A documentary is being produced about the Ogden native's resilience in the face of a life-robbing neurological disorder similar to amyotrophic lateral sclerosis (ALS), or Lou Gehrig's disease. In addition, Lowe will appear in a Utah-made film "Undiagnosed: Medical Refugees" about the fear and isolation felt by millions of people worldwide living with undiagnosed diseases.
"He's been sick for 13 years and is now on hospice. We don't know why he's dying. But he is going to die, and he will die undiagnosed," said the film's creator and co-director, Katia Moritz, a psychologist in Park City.
Moritz made the movie, motivated by her own experience with undiagnosed illness, to give an identity and voice to the countless, faceless men, women and children stricken by rare, ill-defined diseases. She hopes it will also generate support for solutions, such as creating a database, or a federated group of databases, for storing valuable clinical information on these patients.
"When undiagnosed patients die, their information dies with them. What if this illness could lead to a diagnosis in someone else, or lead to clues for treating other diseases?" the filmmaker asks.
But first, Moritz and her Park City-based producer, Crystal Shearman, have to finish the movie. They've launched a Kickstarter crowdfunding campaign at http://www.UndiagnosedFilm.com to raise $150,000 to have the film professionally edited.
Moritz has more than 100 hours of footage of Lowe before he got sick. She and a camera crew head to Boulder, Colo., next week to interview Lowe one last time, and they have permission to film his funeral.
His story is one of several featured, but it stands out for the name recognition he brings. Most sufferers of undiagnosed disease live and die without recognition, said Moritz.
Their illness isn't tallied in public health surveys. They have no patient support group to lean on. Lacking a label or category, they are often unintentionally abandoned by the health care system, and are sometimes "fired" by doctors who blame their health woes on mental illness, said Moritz.
"Many times these patients end up with psychiatric diagnoses, even though they don't have those symptoms," she said. "The doctors think, 'It must be all in your head.'"

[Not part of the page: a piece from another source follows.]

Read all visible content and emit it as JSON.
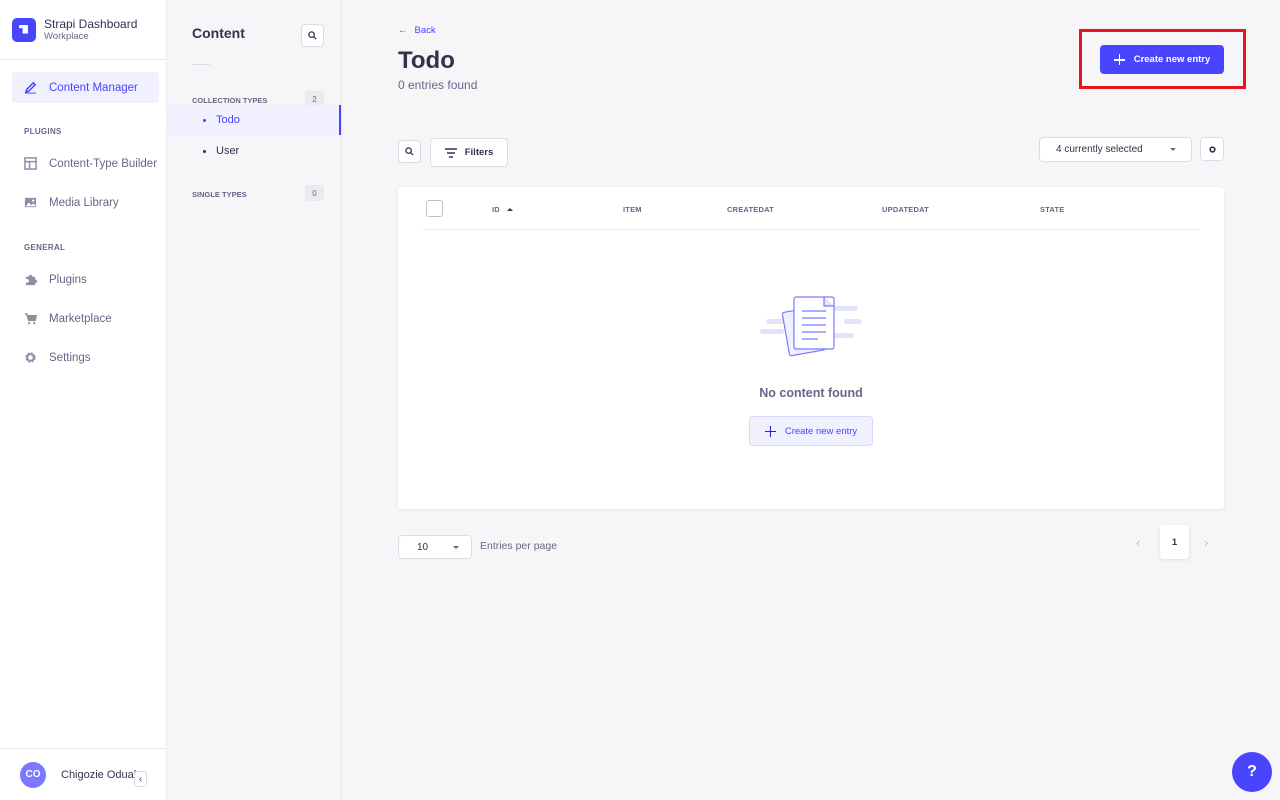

Moritz has lived through it. About four years ago she woke up from a routine colon cancer screening with a "crazy set" of neurological symptoms.
She's been to dozens of specialists at leading hospitals, including the Mayo Clinic and the Cleveland Clinic, and no one can tell her what's wrong.
"I was sick in front of them with symptoms verifiable with tests. They'd say, 'You're definitely sick but we don't know the name; we don't know what it is,'" she said.
Moritz doesn't like to talk about her illness. She lives with unexplainable fevers, neuromuscular pain and numbness. On bad days, she can barely walk or swallow.
"My feeling is there are people who are much sicker than me. But I would like people to study my disease because I want that information to be of use for someone else, including my children," she said.
Edward Clark, pediatrics chairman at University of Utah Health Care and chief medical officer at Intermountain Healthcare's Primary Children's Hospital, appears briefly in the movie's trailer.
It's an important film about a significant and scientifically compelling group of patients, he said.
The U. applied to the National Institutes of Health to become part of a national Undiagnosed Disease Network: academic medical centers handpicked to provide answers to patients with rare, mysterious conditions that elude diagnosis.
"We didn't get it," Clark said he just learned, but the U. will continue pursuing its own rare disease database in connection with the Utah Genome Project. "We've been collecting these data for years," he said.
Moritz would like to live to see a national data pool created. Currently, though, most patients' information is discarded.
"I interviewed a mom whose son died and she asked her doctor to take his file and use it for future studies. He told her, 'I don't have a way to file this. There's no diagnosis to file it under,'" she said. "The whole point of this movie is to say, 'Let's not turn our backs on these people,' because that's how they feel."